En la misma línea, los Estados
progresistas deberían responder por qué no se permite que la autopercepción
determine, por ejemplo, la edad de las personas. La razón es que nadie
aceptaría que a una persona de 30 años biológicos se le conceda una pensión por
el solo hecho de que afirme sentirse de 65; o que alguien de 50 años biológicos
exija al Estado que le reconozca lo joven que se siente para poder aplicar a
una beca para menores de 25. Volviendo a los ejemplos de antes, ¿por qué es
posible que se reconozca a los transgénero y no a los transraciales o a los
transedadistas? La edad también es una construcción social al fin de cuentas.
Por último, qué hablar de la nacionalidad. Sin caer en nombres propios, la gran
mayoría de los países europeos ponen un sinfín de trabas para formalizar
inmigrantes. Lo que es peor, muchas de esas trabas son superiores para los
casos de personas que tienen el derecho a tramitar la ciudadanía por ser
descendientes de europeos que migraron o por haber pertenecido a alguna
colonia. Si el género es una construcción política, social, cultural,
lingüística, ¿acaso no podría decirse lo mismo de la nacionalidad? ¿Por qué una
mujer se puede autopercibir varón y un venezolano no se puede autopercibir
español?
De estos ejemplos se sigue que
parecería haber un selecto grupo de identidades de las cuales se puede entrar y
salir a voluntad y por decisión propia, mientras que existiría otro grupo que
tiene la entrada y la salida vedada; unas identidades a las que se puede
ingresar tan solo con la autopercepción y otras a las que no. A partir de los
casos expuestos, entendemos que no queda claro el porqué de esa diferenciación.

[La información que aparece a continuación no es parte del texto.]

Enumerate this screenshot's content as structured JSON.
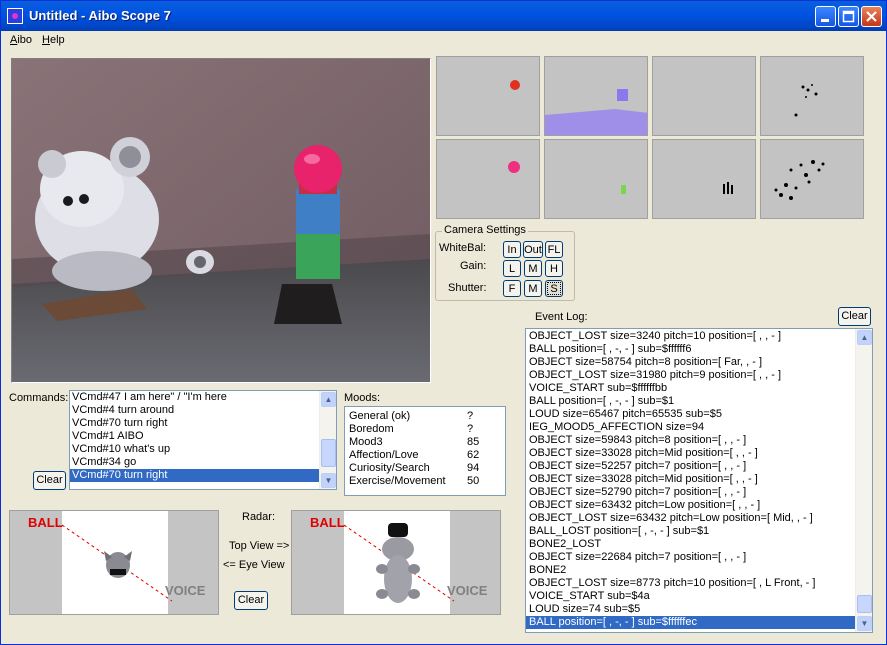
{
  "window": {
    "title": "Untitled - Aibo Scope 7"
  },
  "menubar": {
    "items": [
      "Aibo",
      "Help"
    ],
    "underline": [
      "A",
      "H"
    ],
    "rest": [
      "ibo",
      "elp"
    ]
  },
  "camera_settings": {
    "title": "Camera Settings",
    "whitebal": {
      "label": "WhiteBal:",
      "buttons": [
        "In",
        "Out",
        "FL"
      ]
    },
    "gain": {
      "label": "Gain:",
      "buttons": [
        "L",
        "M",
        "H"
      ]
    },
    "shutter": {
      "label": "Shutter:",
      "buttons": [
        "F",
        "M",
        "S"
      ]
    }
  },
  "commands": {
    "label": "Commands:",
    "clear": "Clear",
    "items": [
      "VCmd#47 I am here\" / \"I'm here",
      "VCmd#4 turn around",
      "VCmd#70 turn right",
      "VCmd#1 AIBO",
      "VCmd#10 what's up",
      "VCmd#34 go",
      "VCmd#70 turn right"
    ],
    "selected_index": 6
  },
  "moods": {
    "label": "Moods:",
    "items": [
      {
        "name": "General (ok)",
        "value": "?"
      },
      {
        "name": "Boredom",
        "value": "?"
      },
      {
        "name": "Mood3",
        "value": "85"
      },
      {
        "name": "Affection/Love",
        "value": "62"
      },
      {
        "name": "Curiosity/Search",
        "value": "94"
      },
      {
        "name": "Exercise/Movement",
        "value": "50"
      }
    ]
  },
  "radar": {
    "label": "Radar:",
    "top_view": "Top View =>",
    "eye_view": "<= Eye View",
    "clear": "Clear",
    "ball": "BALL",
    "voice": "VOICE"
  },
  "event_log": {
    "label": "Event Log:",
    "clear": "Clear",
    "items": [
      "OBJECT_LOST size=3240 pitch=10 position=[ , , - ]",
      "BALL   position=[ , -, - ] sub=$ffffff6",
      "OBJECT size=58754 pitch=8 position=[ Far, , - ]",
      "OBJECT_LOST size=31980 pitch=9 position=[ , , - ]",
      "VOICE_START    sub=$ffffffbb",
      "BALL   position=[ , -, - ] sub=$1",
      "LOUD size=65467 pitch=65535  sub=$5",
      "IEG_MOOD5_AFFECTION size=94",
      "OBJECT size=59843 pitch=8 position=[ , , - ]",
      "OBJECT size=33028 pitch=Mid position=[ , , - ]",
      "OBJECT size=52257 pitch=7 position=[ , , - ]",
      "OBJECT size=33028 pitch=Mid position=[ , , - ]",
      "OBJECT size=52790 pitch=7 position=[ , , - ]",
      "OBJECT size=63432 pitch=Low position=[ , , - ]",
      "OBJECT_LOST size=63432 pitch=Low position=[ Mid, , - ]",
      "BALL_LOST   position=[ , -, - ] sub=$1",
      "BONE2_LOST",
      "OBJECT size=22684 pitch=7 position=[ , , - ]",
      "BONE2",
      "OBJECT_LOST size=8773 pitch=10 position=[ , L Front, - ]",
      "VOICE_START    sub=$4a",
      "LOUD size=74   sub=$5",
      "BALL   position=[ , -, - ] sub=$ffffffec"
    ],
    "selected_index": 22
  }
}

Para finalizar, entonces, se
llevarían una conclusión equivocada quienes consideren que estas líneas buscan
deslegitimar las reivindicaciones transgénero. Muy por el contrario, soy de los
que cree que el Estado debe dar alguna solución a esa problemática que si bien
atañe a una porción muy minoritaria de la sociedad, expone como pocos otros
casos, las dificultades por las que atraviesa una persona cuando no existen instrumentos
legales que le permitan ser reconocido e ingresar en la “formalidad”.
De lo que se trató, más bien, es de
marcar cómo coexisten dos miradas acerca de la identidad que son abiertamente
contradictorias y que suponen distintos tratamientos. El nivel de complejidad
de estos asuntos es tal que merecemos dirigentes que encuentren soluciones robustas
y no de ocasión. La razón es que, paradójicamente, legislar respondiendo a los
espasmos de las modas y las presiones de redes sociales puede generar nuevas
discriminaciones que acaben siendo perjudiciales incluso para aquellos a los
que, con buena voluntad, se pretendía ayudar.